Я с своей стороны завидую ему… Предполагая однако, что она была именно та. о ком я думаю.

* * *

Достопочтеннейший Габриэль Иероним Грам, что-же это, наконец, за глупости?

Я чуть не упал от удивления, когда раскрылась передо мною эта до очевидности простая вещь… и я просто-таки не могу понять, каким образом не видел я этого раньше.

Ну, да, разумеется, – мне не давал покоя этот известный осел в образе Морали. Возможно большая степень счастья, возможно меньшая степень несчастья… Эти изречения, разрази их Господи! невольно вплетаются даже в самые независимые человеческие суждения.

Чувствовать себя хорошо? Да я уж предпочту чувствовать себя дурно (если только дело идет не о боли живота). Это бездушная вялая истома, которую зовут хорошим самочувствием, может быть годится для статских советников и пасторов, но она никуда не годна для людей.

Плохое самочувствие того или другого вида, – стремление, чувство лишения, тоска, мука – ведь это-то и жизнь! Это возбуждает человека, наполняет время, поддерживает деятельность душевного механизма, питает чувство, шевелит волю, мысль, энергию, – между тем, как при ощущении вялого довольства от жизни, просто-напросто ничего не остается.
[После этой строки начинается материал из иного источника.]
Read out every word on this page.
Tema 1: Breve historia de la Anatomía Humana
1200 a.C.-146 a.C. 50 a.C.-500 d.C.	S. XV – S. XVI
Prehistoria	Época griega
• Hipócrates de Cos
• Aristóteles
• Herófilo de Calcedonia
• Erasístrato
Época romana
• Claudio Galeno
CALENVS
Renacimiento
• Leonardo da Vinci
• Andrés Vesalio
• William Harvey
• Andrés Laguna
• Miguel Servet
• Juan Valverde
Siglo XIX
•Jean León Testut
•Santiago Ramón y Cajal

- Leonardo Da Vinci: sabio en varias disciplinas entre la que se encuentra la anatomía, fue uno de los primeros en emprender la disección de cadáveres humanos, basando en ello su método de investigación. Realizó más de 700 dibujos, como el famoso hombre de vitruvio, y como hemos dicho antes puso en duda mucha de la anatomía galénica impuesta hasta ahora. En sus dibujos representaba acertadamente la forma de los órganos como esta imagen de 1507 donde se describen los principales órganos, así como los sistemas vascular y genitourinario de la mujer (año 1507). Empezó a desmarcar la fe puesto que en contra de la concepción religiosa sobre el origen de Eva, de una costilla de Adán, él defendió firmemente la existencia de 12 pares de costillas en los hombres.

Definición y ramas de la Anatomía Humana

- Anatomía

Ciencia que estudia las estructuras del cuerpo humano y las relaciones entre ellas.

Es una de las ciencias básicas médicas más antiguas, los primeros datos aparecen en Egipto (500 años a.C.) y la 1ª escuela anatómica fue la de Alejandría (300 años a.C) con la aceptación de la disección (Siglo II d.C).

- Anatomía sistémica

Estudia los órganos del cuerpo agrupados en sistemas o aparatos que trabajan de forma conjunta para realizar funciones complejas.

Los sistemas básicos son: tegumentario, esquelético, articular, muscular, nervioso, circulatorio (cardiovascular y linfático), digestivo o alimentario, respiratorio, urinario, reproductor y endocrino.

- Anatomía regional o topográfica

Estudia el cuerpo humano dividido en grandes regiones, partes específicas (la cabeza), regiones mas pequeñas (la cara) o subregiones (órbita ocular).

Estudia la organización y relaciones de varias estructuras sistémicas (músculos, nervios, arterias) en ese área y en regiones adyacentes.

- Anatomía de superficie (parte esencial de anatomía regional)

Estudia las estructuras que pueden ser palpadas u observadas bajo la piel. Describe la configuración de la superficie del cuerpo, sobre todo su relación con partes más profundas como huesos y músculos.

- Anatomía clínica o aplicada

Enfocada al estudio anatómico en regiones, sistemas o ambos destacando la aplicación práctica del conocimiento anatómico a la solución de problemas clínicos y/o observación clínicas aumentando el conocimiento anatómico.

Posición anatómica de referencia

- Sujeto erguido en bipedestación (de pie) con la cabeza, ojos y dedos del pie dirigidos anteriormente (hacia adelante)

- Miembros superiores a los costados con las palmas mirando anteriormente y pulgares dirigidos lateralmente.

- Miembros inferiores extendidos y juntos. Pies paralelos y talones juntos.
А потом эти немногие дерзновенные часы, когда человек живет во всю! Когда все жизненные силы его в полном ходу, все напряжение, весь пыл его существа, трепетание всей его души! Тут нет ничего похожого на вялость хорошего самочувствия и т. д. и т. д. Всякое истинное наслаждение является по крайней мере на половину страданием; побеждаемое страдание – вот определение наслаждения!.. Такие часы достигаются лишь с помощью какого-нибудь возбуждающего элемента: вина, любви, игры, воодушевления… а тут моралисты говорят тебе: берегись! главное, – не надо опьянения! на завтра наступает катцен-яммер.

Но даже простой катцен-яммер предпочел-бы я их вялой скуке, – а тем более, если-бы тут-же в придачу даны были мне и лучшие часы жизни!

Но тем не менее я только и делаю, что прячусь и избегаю того возбуждающего элемента, который один только был-бы еще в силах несколько расшевелить меня… из страха страдания, которое это может нринести; из страха некоторой дозы несчастной любви! Габриель, Габриель, я не узнаю тебя!

Я постараюсь снова встретиться с нею, я возобновлю с нею отношения… просто-напросто для того, чтобы чувствовать себя «несчастно влюбленным».

VIII

Старый человек. Ты не можешь любить. Иди домой, ложись на кучу пепла, как Иов, и окружи себя битыми черепками!

В сущности она интересует меня, как загадка. Мне приятно работать над нею, я чувствую потребность разрешить ее. Но ведь не так-же мужчина должен интересоваться женщиной.

Да, да… а это легонькое, нежно-сентиментальное настроение, когда её нет со мною. Некоторое стремление. При известном расположении духа стремление это становится мучительно. Но страсти не существует.

Амур, Амур, я воздвигну тебе гекатомбу, если только ты захочешь ослепить меня…

* * *

Я чувствую некоторое довольство собою. Мучительное чувство исчезло. Дух мой спокоен.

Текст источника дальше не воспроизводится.